Au centre de l’espace d’exposition, un cerveau – organe de direction par excellence -rayonne sur l’ensemble des oeuvres. Une structure remarquable installée au sol reprenant le dispositif des panneaux publicitaires où apparaissent en alternance trois scènes: la photographie d’un cerveau, un miroir qui réfléchit notre image et un mur de fausses briques. La mécanique ingénieuse et volontairement apparente participe au propos de la pièce en réfléchissant sur notre propre fonctionnement. Puis, un confessionnal nous invite à l’exploration de plaisirs solitaires. De l’extérieur, l’objet est d’une sobriété presque… suspecte. À l’intérieur, on s’agenouille sur un vibrateur géant et un jeu de miroirs multiplie notre image. Expérience érotico-psychédélico-religieuse (post-postmoderne!) avec au centre un immense vibrateur de caoutchouc en guise de phallus dont les fonctions ne seront jamais altérées sauf en cas de panne technique. Tout cela est très "masculin", pourrait-on dire. Mais, cette dimension est complètement assumée par les deux artistes. Il en va de même pour la "fontaine pissante", où les figures d’un homme et d’une femme auréolés laissent s’écouler de leurs organes-robinets (devenus identiques par la magie de l’art!) un jet d’eau ininterrompu.

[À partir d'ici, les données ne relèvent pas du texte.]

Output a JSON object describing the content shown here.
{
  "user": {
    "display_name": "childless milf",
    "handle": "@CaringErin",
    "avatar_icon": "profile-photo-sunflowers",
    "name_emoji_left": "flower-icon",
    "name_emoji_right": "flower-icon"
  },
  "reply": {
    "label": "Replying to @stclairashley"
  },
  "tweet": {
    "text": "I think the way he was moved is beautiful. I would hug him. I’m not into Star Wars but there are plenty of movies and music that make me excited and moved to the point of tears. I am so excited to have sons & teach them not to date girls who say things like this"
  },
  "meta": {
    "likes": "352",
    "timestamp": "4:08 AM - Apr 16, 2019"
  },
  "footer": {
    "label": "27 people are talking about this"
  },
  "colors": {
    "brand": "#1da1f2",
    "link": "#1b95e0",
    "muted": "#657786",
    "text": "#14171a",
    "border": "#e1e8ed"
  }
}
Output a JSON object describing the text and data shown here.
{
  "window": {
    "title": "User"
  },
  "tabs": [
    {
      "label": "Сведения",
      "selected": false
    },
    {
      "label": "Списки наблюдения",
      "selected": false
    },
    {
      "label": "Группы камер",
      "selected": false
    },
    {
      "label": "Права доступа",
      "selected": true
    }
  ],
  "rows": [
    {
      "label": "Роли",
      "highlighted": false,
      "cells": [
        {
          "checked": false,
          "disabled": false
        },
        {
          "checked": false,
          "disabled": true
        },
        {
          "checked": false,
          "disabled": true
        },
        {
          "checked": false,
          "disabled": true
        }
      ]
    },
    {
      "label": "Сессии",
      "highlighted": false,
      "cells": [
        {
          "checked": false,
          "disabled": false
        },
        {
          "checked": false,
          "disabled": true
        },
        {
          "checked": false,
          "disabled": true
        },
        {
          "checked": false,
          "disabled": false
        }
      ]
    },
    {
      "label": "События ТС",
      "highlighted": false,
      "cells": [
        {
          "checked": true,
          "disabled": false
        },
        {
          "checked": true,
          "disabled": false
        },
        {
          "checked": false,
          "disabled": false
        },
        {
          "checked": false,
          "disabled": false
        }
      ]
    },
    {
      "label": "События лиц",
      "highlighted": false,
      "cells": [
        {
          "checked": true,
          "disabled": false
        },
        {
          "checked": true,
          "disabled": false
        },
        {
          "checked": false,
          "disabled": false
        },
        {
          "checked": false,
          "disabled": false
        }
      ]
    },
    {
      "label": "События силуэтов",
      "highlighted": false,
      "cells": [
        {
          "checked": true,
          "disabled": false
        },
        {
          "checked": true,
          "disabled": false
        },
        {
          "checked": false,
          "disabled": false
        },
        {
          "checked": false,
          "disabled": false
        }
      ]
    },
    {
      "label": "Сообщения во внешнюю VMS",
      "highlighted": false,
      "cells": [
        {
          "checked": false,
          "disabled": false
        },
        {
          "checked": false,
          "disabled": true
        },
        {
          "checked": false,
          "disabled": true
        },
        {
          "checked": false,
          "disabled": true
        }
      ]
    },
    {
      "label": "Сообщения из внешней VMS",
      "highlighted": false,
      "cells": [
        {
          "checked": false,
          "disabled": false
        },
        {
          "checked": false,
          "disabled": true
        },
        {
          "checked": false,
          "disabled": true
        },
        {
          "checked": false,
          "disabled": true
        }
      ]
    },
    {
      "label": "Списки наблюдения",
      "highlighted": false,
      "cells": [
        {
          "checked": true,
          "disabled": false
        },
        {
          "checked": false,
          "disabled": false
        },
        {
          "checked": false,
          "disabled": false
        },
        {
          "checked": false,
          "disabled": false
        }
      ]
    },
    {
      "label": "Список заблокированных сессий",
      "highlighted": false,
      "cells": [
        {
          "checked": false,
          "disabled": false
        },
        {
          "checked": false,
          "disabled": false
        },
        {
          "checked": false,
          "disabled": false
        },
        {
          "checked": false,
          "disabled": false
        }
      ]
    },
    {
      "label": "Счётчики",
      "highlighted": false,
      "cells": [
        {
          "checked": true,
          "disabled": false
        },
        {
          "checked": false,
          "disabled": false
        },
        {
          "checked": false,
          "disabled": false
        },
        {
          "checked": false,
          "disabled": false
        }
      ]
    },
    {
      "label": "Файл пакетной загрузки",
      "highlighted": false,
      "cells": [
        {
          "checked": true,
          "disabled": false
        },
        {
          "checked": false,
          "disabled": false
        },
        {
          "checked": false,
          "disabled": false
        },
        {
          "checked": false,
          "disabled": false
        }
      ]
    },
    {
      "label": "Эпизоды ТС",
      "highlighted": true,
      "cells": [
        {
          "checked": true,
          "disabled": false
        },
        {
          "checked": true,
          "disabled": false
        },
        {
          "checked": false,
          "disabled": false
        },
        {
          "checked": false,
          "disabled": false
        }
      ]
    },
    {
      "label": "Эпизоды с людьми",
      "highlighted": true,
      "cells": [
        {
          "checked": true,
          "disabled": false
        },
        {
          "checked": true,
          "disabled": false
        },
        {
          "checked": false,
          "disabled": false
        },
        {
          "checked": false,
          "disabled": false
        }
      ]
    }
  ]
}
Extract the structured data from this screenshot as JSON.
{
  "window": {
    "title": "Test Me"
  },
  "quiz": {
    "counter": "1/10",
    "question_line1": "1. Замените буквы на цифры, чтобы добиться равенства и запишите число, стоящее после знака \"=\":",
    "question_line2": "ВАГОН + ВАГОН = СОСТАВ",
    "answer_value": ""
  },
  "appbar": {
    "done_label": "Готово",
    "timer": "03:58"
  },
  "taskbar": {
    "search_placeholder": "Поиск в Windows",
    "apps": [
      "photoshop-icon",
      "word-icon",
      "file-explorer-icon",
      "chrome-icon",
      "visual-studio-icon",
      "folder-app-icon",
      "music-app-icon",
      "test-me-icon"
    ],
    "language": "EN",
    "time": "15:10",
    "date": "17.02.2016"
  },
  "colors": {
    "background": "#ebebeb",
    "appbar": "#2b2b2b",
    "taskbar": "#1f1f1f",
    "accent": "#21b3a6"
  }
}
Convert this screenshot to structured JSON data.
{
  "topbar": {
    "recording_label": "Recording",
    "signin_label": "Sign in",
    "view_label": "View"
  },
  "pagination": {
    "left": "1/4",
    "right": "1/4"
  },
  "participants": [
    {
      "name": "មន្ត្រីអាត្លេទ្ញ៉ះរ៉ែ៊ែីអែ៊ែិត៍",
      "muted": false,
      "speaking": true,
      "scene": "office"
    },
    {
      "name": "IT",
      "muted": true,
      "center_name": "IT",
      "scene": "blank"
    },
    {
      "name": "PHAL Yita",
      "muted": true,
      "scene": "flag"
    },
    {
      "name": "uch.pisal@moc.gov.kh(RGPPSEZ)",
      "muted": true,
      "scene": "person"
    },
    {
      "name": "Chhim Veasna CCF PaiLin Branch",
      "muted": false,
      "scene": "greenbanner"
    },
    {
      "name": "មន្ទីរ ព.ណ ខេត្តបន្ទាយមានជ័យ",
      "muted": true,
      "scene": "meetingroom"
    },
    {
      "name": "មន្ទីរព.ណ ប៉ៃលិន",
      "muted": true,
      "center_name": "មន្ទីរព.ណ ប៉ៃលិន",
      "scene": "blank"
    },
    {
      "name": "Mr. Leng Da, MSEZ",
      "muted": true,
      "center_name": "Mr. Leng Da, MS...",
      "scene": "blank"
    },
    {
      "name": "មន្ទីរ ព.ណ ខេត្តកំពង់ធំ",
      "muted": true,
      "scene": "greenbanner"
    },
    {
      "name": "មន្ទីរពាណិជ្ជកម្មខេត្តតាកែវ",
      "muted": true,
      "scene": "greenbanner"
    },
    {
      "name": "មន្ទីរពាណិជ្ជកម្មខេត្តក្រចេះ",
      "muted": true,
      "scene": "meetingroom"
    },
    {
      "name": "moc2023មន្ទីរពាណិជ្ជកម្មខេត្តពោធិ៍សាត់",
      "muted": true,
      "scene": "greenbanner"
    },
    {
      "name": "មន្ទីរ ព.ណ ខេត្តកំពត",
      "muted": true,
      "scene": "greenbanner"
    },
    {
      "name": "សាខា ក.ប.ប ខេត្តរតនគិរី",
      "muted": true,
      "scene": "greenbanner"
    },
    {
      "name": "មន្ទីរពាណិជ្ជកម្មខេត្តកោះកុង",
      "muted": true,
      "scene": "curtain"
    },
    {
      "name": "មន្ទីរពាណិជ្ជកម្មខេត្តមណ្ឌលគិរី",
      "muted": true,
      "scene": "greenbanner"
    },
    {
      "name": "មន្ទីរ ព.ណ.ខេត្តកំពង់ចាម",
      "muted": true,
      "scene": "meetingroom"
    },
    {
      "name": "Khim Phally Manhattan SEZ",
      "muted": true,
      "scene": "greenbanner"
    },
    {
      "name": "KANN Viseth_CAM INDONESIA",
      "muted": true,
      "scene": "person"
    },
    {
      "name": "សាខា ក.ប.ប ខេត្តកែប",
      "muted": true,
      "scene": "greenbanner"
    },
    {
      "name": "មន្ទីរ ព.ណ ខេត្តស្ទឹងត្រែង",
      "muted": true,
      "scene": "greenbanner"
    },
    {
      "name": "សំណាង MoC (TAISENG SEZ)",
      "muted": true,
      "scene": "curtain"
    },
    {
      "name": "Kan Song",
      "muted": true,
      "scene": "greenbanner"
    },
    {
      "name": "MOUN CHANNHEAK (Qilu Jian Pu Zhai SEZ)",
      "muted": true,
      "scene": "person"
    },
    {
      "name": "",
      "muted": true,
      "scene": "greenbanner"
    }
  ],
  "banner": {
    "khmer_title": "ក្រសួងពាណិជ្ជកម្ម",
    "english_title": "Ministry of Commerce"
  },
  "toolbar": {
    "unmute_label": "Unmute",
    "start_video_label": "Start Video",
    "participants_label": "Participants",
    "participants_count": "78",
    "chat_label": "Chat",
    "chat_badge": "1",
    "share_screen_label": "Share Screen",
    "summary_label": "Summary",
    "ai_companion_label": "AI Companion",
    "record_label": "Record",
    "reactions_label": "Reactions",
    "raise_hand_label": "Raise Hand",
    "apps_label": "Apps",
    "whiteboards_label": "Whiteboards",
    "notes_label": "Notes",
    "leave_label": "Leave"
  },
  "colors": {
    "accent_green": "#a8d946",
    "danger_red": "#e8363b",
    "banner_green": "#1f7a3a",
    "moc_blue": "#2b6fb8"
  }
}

Tout est là, dans le travail en duo de ces deux artistes qui terminent actuellement leur maîtrise à l’Université Laval: exploration de la résistance des matériaux comme celle des concepts. En plus d’un je-ne-sais-quoi qui fait que tout cela fonctionne. Ce quelque chose qui participe de l’indicible, comme dans les meilleures créations: "On ne sait pas pourquoi, mais on sait que ça marche!" assure Sasseville. Ces pièces, qui demeurent indépendantes les unes des autres, participent toutes à leur façon à des questionnements sur l’humain par une omniprésence de corps représentés tantôt sous forme d’icônes (photographies et sérigraphies), tantôt reflétés dans des miroirs. Un programme iconographique qui vient ainsi répondre à la volonté actuelle de créer un humain idéal et son corollaire: notre propre disparition.